September last year I met up with an old room mate. She told me about a student project called Making Commitments Matter (MCM). They had created a database for UN resolutions. Even though the team was quite large, spanning all across Europe, they didn't have anyone in the group who had a sufficient level of IT know how to bring it all online. Once again it shows that Universities usually are unable to bring together different departments. So I had no choice but to help them out!

Step one defining a database schema for the excel files they currently used to store the information. Contrary to the document systems of the various UN organizations which scatter the various PDF's across different sites, the aim of resolutionfinder.org (previously called UN-informed.org) is to bring all information to one database. Furthermore resolutionfinder.org would also show the entire history of documents and each of the clauses there in. This again is a huge leap forward, since right now its essentially impossible to determine if a given document or clause is actually the most current version and how things changed over time. Especially this history was a big challenge in the definition of the schema.

Aside from this the two years that MCM spend interviewing key stakeholders like NGO's, government officials and researchers have lead to a fairly complex set of additional attributes that also need to be stored for each document and clause. The fact that each clause is stored separately is also a key improvement since many documents contain decisions on many different topics. With this database it will be possible to search for just the clauses for a given area as both documents and individual clauses are tagged.

Using the admin generator of the symfony PHP framework I started building up an interface to the database in order to be able to get feedback from the MCM team. By way of a call for help on my blog Dennis Riedel, living in Barcelona, joined the effort and began working on an import tool to move the data from the excel files into the database schema. At a project meeting in Helsinki in early December 2009, we used this prototype to define the final specifications for the database.

The goal was to have a working frontend ready for the  conference MCM was organizing on the topic of “UN information management” end of May 2010. No small undertaking for a small team of two guys in their spare time, neither of whom being real experts in frontend development. So I turned to Liip for help. At Liip we have budgets to support technically or socially relevant efforts. The process is basically pitching the idea to the entire team to get development resources. In the end resolutionfinder.org was allocated 12 man days development as well as 1 man day for server administration and a server to run the application on!

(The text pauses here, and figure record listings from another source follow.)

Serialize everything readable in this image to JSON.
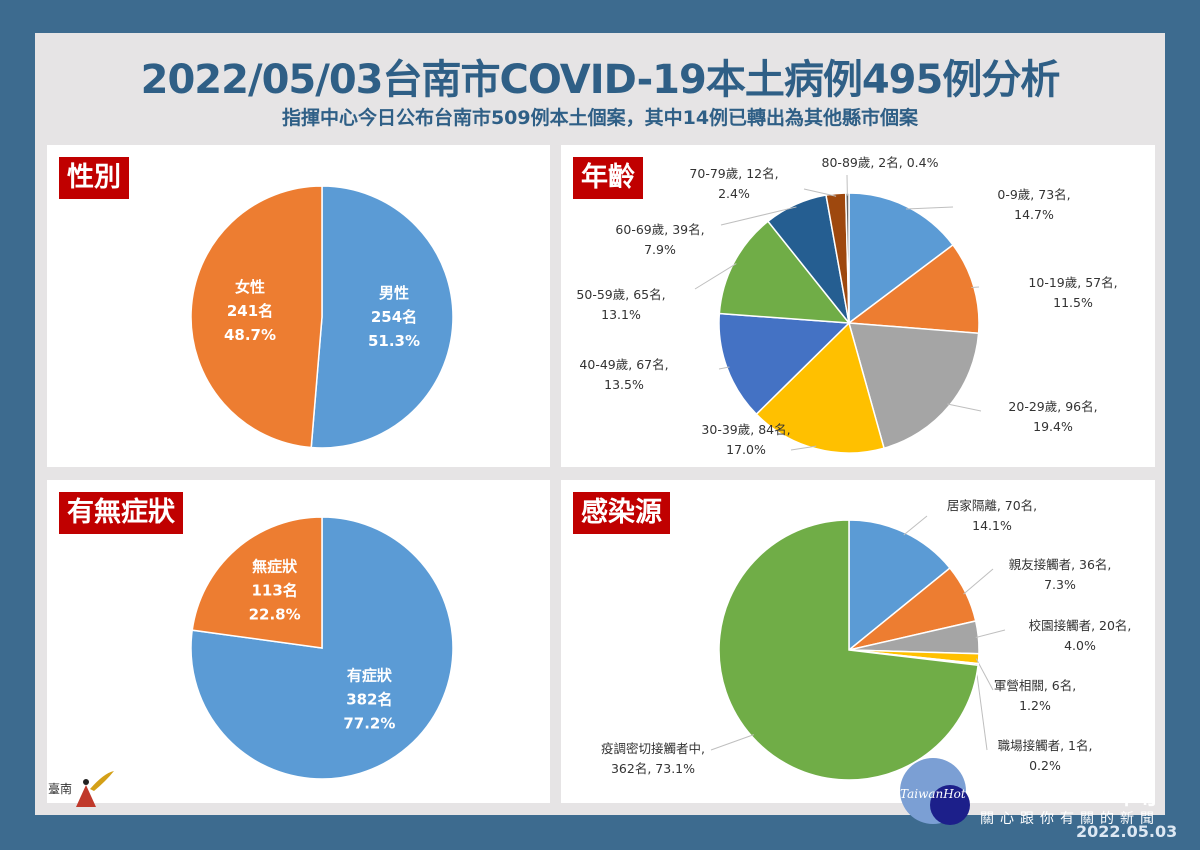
{
  "header": {
    "title": "2022/05/03台南市COVID-19本土病例495例分析",
    "subtitle": "指揮中心今日公布台南市509例本土個案，其中14例已轉出為其他縣市個案"
  },
  "colors": {
    "blue": "#5b9bd5",
    "orange": "#ed7d31",
    "gray": "#a5a5a5",
    "yellow": "#ffc000",
    "royal": "#4472c4",
    "green": "#70ad47",
    "navy": "#255e91",
    "brown": "#9e480e",
    "tag": "#c00000"
  },
  "chart_data": [
    {
      "type": "pie",
      "title": "性別",
      "labels_inside": true,
      "slices": [
        {
          "name": "男性",
          "count": "254名",
          "pct": "51.3%",
          "value": 254,
          "color": "#5b9bd5"
        },
        {
          "name": "女性",
          "count": "241名",
          "pct": "48.7%",
          "value": 241,
          "color": "#ed7d31"
        }
      ]
    },
    {
      "type": "pie",
      "title": "年齡",
      "labels_inside": false,
      "slices": [
        {
          "line1": "0-9歲, 73名,",
          "line2": "14.7%",
          "value": 73,
          "color": "#5b9bd5"
        },
        {
          "line1": "10-19歲, 57名,",
          "line2": "11.5%",
          "value": 57,
          "color": "#ed7d31"
        },
        {
          "line1": "20-29歲, 96名,",
          "line2": "19.4%",
          "value": 96,
          "color": "#a5a5a5"
        },
        {
          "line1": "30-39歲, 84名,",
          "line2": "17.0%",
          "value": 84,
          "color": "#ffc000"
        },
        {
          "line1": "40-49歲, 67名,",
          "line2": "13.5%",
          "value": 67,
          "color": "#4472c4"
        },
        {
          "line1": "50-59歲, 65名,",
          "line2": "13.1%",
          "value": 65,
          "color": "#70ad47"
        },
        {
          "line1": "60-69歲, 39名,",
          "line2": "7.9%",
          "value": 39,
          "color": "#255e91"
        },
        {
          "line1": "70-79歲, 12名,",
          "line2": "2.4%",
          "value": 12,
          "color": "#9e480e"
        },
        {
          "line1": "80-89歲, 2名, 0.4%",
          "line2": "",
          "value": 2,
          "color": "#636363"
        }
      ]
    },
    {
      "type": "pie",
      "title": "有無症狀",
      "labels_inside": true,
      "slices": [
        {
          "name": "有症狀",
          "count": "382名",
          "pct": "77.2%",
          "value": 382,
          "color": "#5b9bd5"
        },
        {
          "name": "無症狀",
          "count": "113名",
          "pct": "22.8%",
          "value": 113,
          "color": "#ed7d31"
        }
      ]
    },
    {
      "type": "pie",
      "title": "感染源",
      "labels_inside": false,
      "slices": [
        {
          "line1": "居家隔離, 70名,",
          "line2": "14.1%",
          "value": 70,
          "color": "#5b9bd5"
        },
        {
          "line1": "親友接觸者, 36名,",
          "line2": "7.3%",
          "value": 36,
          "color": "#ed7d31"
        },
        {
          "line1": "校園接觸者, 20名,",
          "line2": "4.0%",
          "value": 20,
          "color": "#a5a5a5"
        },
        {
          "line1": "軍營相關, 6名,",
          "line2": "1.2%",
          "value": 6,
          "color": "#ffc000"
        },
        {
          "line1": "職場接觸者, 1名,",
          "line2": "0.2%",
          "value": 1,
          "color": "#4472c4"
        },
        {
          "line1": "疫調密切接觸者中,",
          "line2": "362名, 73.1%",
          "value": 362,
          "color": "#70ad47"
        }
      ]
    }
  ],
  "watermark": {
    "brand": "TaiwanHot",
    "big_char": "聞",
    "slogan": "關心跟你有關的新聞",
    "date": "2022.05.03"
  },
  "city_logo": {
    "text": "臺南"
  }
}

Christoph and Jordi both stepped up on short notice to help me build up a frontend that actually exceeded by far the hopes of the MCM team. The site leverages Apache Solr for the search with features boolean operators and facette filtering. We display the documents, clauses as well as their relation and history. Its also possible to register to store bookmarks to documents and clauses as well as comment them. Most amazingly we still have a few days of development left that we will use to further optimize the UX on the search interface. I should also thank Stefan Sicher who delivered a very sleek and clean design just days before the conference.

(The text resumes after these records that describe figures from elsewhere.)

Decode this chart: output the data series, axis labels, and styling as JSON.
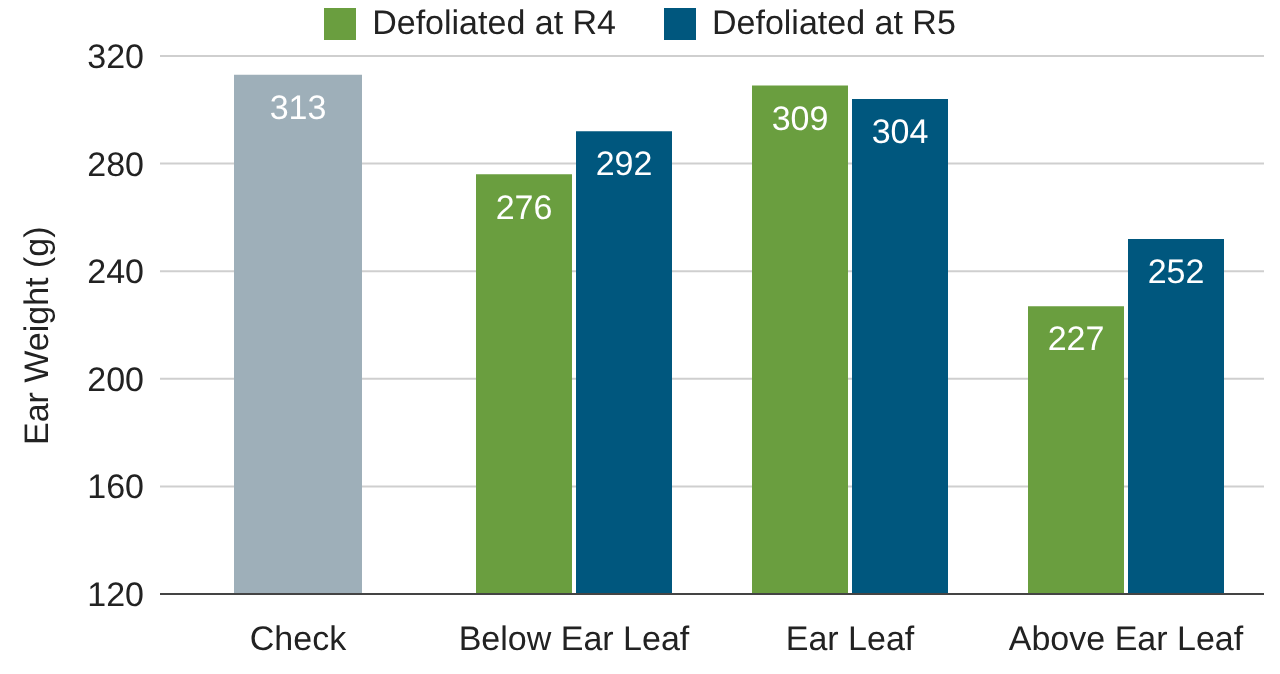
{
  "chart_data": {
    "type": "bar",
    "ylabel": "Ear Weight (g)",
    "categories": [
      "Check",
      "Below Ear Leaf",
      "Ear Leaf",
      "Above Ear Leaf"
    ],
    "series": [
      {
        "color": "#9eafb9",
        "values": [
          313,
          null,
          null,
          null
        ]
      },
      {
        "name": "Defoliated at R4",
        "color": "#6a9e3f",
        "values": [
          null,
          276,
          309,
          227
        ]
      },
      {
        "name": "Defoliated at R5",
        "color": "#00577e",
        "values": [
          null,
          292,
          304,
          252
        ]
      }
    ],
    "ylim": [
      120,
      320
    ],
    "yticks": [
      120,
      160,
      200,
      240,
      280,
      320
    ],
    "grid": "y",
    "legend": "top",
    "data_labels": true
  }
}
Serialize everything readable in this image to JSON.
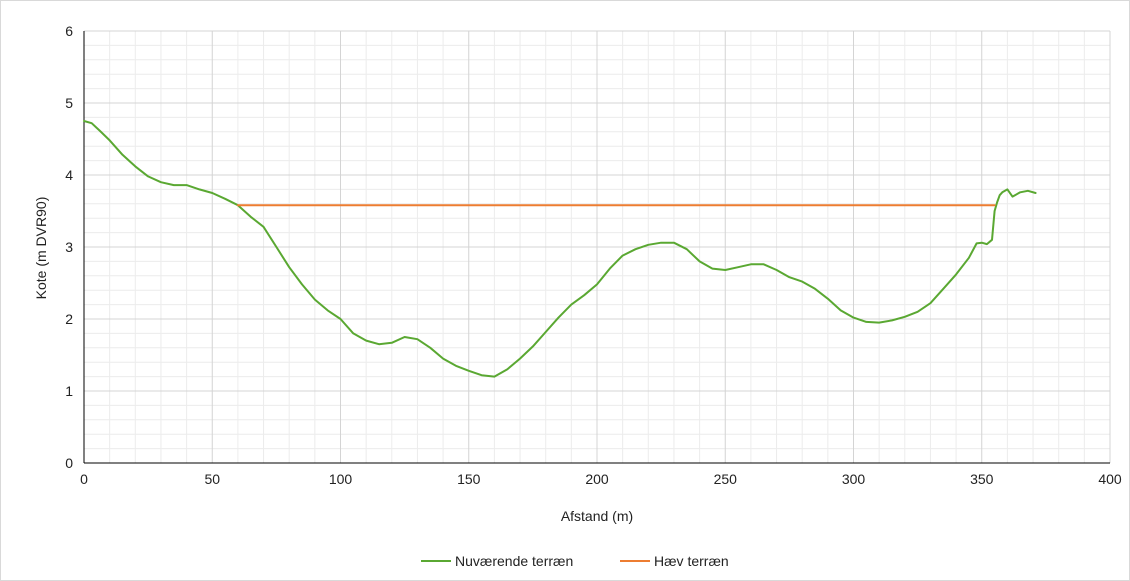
{
  "chart_data": {
    "type": "line",
    "title": "",
    "xlabel": "Afstand (m)",
    "ylabel": "Kote (m DVR90)",
    "xlim": [
      0,
      400
    ],
    "ylim": [
      0,
      6
    ],
    "x_ticks": [
      "0",
      "50",
      "100",
      "150",
      "200",
      "250",
      "300",
      "350",
      "400"
    ],
    "y_ticks": [
      "0",
      "1",
      "2",
      "3",
      "4",
      "5",
      "6"
    ],
    "grid": true,
    "minor_grid": true,
    "legend_position": "bottom",
    "series": [
      {
        "name": "Nuværende terræn",
        "color": "#5aa832",
        "x": [
          0,
          3,
          6,
          10,
          15,
          20,
          25,
          30,
          35,
          40,
          45,
          50,
          55,
          60,
          65,
          70,
          75,
          80,
          85,
          90,
          95,
          100,
          105,
          110,
          115,
          120,
          125,
          130,
          135,
          140,
          145,
          150,
          155,
          160,
          165,
          170,
          175,
          180,
          185,
          190,
          195,
          200,
          205,
          210,
          215,
          220,
          225,
          230,
          235,
          240,
          245,
          250,
          255,
          260,
          265,
          270,
          275,
          280,
          285,
          290,
          295,
          300,
          305,
          310,
          315,
          320,
          325,
          330,
          335,
          340,
          345,
          348,
          350,
          352,
          354,
          355,
          356,
          357,
          358,
          360,
          362,
          365,
          368,
          371
        ],
        "y": [
          4.75,
          4.72,
          4.62,
          4.48,
          4.28,
          4.12,
          3.98,
          3.9,
          3.86,
          3.86,
          3.8,
          3.75,
          3.67,
          3.58,
          3.42,
          3.28,
          3.0,
          2.72,
          2.48,
          2.27,
          2.12,
          2.0,
          1.8,
          1.7,
          1.65,
          1.67,
          1.75,
          1.72,
          1.6,
          1.45,
          1.35,
          1.28,
          1.22,
          1.2,
          1.3,
          1.45,
          1.62,
          1.82,
          2.02,
          2.2,
          2.33,
          2.48,
          2.7,
          2.88,
          2.97,
          3.03,
          3.06,
          3.06,
          2.97,
          2.8,
          2.7,
          2.68,
          2.72,
          2.76,
          2.76,
          2.68,
          2.58,
          2.52,
          2.42,
          2.28,
          2.12,
          2.02,
          1.96,
          1.95,
          1.98,
          2.03,
          2.1,
          2.22,
          2.42,
          2.62,
          2.85,
          3.05,
          3.06,
          3.04,
          3.1,
          3.5,
          3.62,
          3.72,
          3.76,
          3.8,
          3.7,
          3.76,
          3.78,
          3.75
        ]
      },
      {
        "name": "Hæv terræn",
        "color": "#ed7d31",
        "x": [
          60,
          355
        ],
        "y": [
          3.58,
          3.58
        ]
      }
    ]
  }
}
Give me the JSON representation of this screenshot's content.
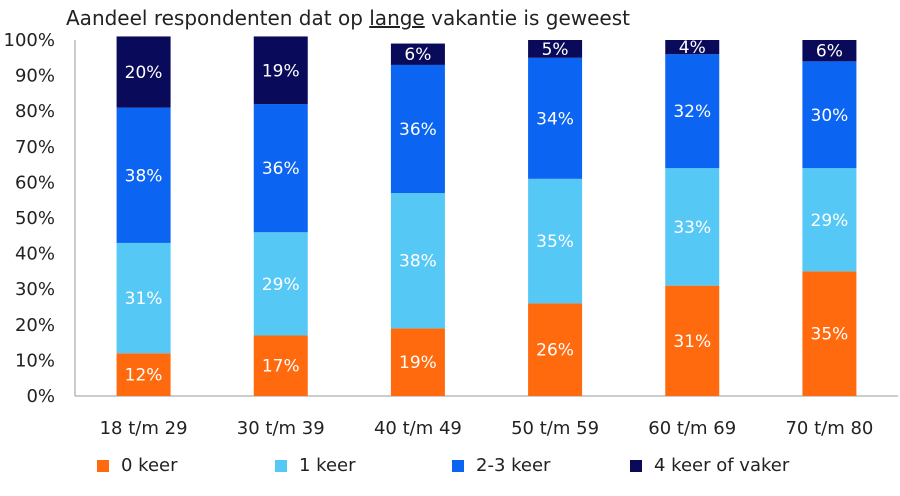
{
  "title": {
    "before": "Aandeel respondenten dat op ",
    "underlined": "lange",
    "after": " vakantie is geweest"
  },
  "chart_data": {
    "type": "bar",
    "stacked": true,
    "categories": [
      "18 t/m 29",
      "30 t/m 39",
      "40 t/m 49",
      "50 t/m 59",
      "60 t/m 69",
      "70 t/m 80"
    ],
    "ylim": [
      0,
      100
    ],
    "yticks": [
      "0%",
      "10%",
      "20%",
      "30%",
      "40%",
      "50%",
      "60%",
      "70%",
      "80%",
      "90%",
      "100%"
    ],
    "grid": false,
    "legend_position": "bottom",
    "series": [
      {
        "name": "0 keer",
        "color": "#FF6A0E",
        "values": [
          12,
          17,
          19,
          26,
          31,
          35
        ],
        "labels": [
          "12%",
          "17%",
          "19%",
          "26%",
          "31%",
          "35%"
        ]
      },
      {
        "name": "1 keer",
        "color": "#56C8F6",
        "values": [
          31,
          29,
          38,
          35,
          33,
          29
        ],
        "labels": [
          "31%",
          "29%",
          "38%",
          "35%",
          "33%",
          "29%"
        ]
      },
      {
        "name": "2-3 keer",
        "color": "#0B64F2",
        "values": [
          38,
          36,
          36,
          34,
          32,
          30
        ],
        "labels": [
          "38%",
          "36%",
          "36%",
          "34%",
          "32%",
          "30%"
        ]
      },
      {
        "name": "4 keer of vaker",
        "color": "#0A0A5A",
        "values": [
          20,
          19,
          6,
          5,
          4,
          6
        ],
        "labels": [
          "20%",
          "19%",
          "6%",
          "5%",
          "4%",
          "6%"
        ]
      }
    ]
  }
}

Obviously there is still lots left to do. As mentioned before we want to further improve the UX on the search. We are also considering adding alternative search approaches, for example some people might want to search chronologically, others organization etc. We also want to add data mining capabilities so that we can automatically import voting records and maybe eventually even entire documents. Supporting more languages both for the interface and the content also is high on our list. We might also provide the content via an RDF database to enable others to come up with queries of their own. The team is obviously full of ideas and is actively looking for companies or developers willing to donate resources. The  source code of the entire application is of course open source: patches welcome!

Here is an example search for “security council” documents, for regional education topics outside of africa. Here is an example document and example clause with a history on the topic of malaria. Additional information on the technology can be found in the case studies publised as Lucid Imagination and symfony. I also published a series of posts on my personal blog. Overall it was a very fun and rewarding experience and obviously I will continue to work on the project in my spare time. For Liip I can already see how several of the lessons learned during the project have paid off on client projects as well. So overall I guess its a win for all!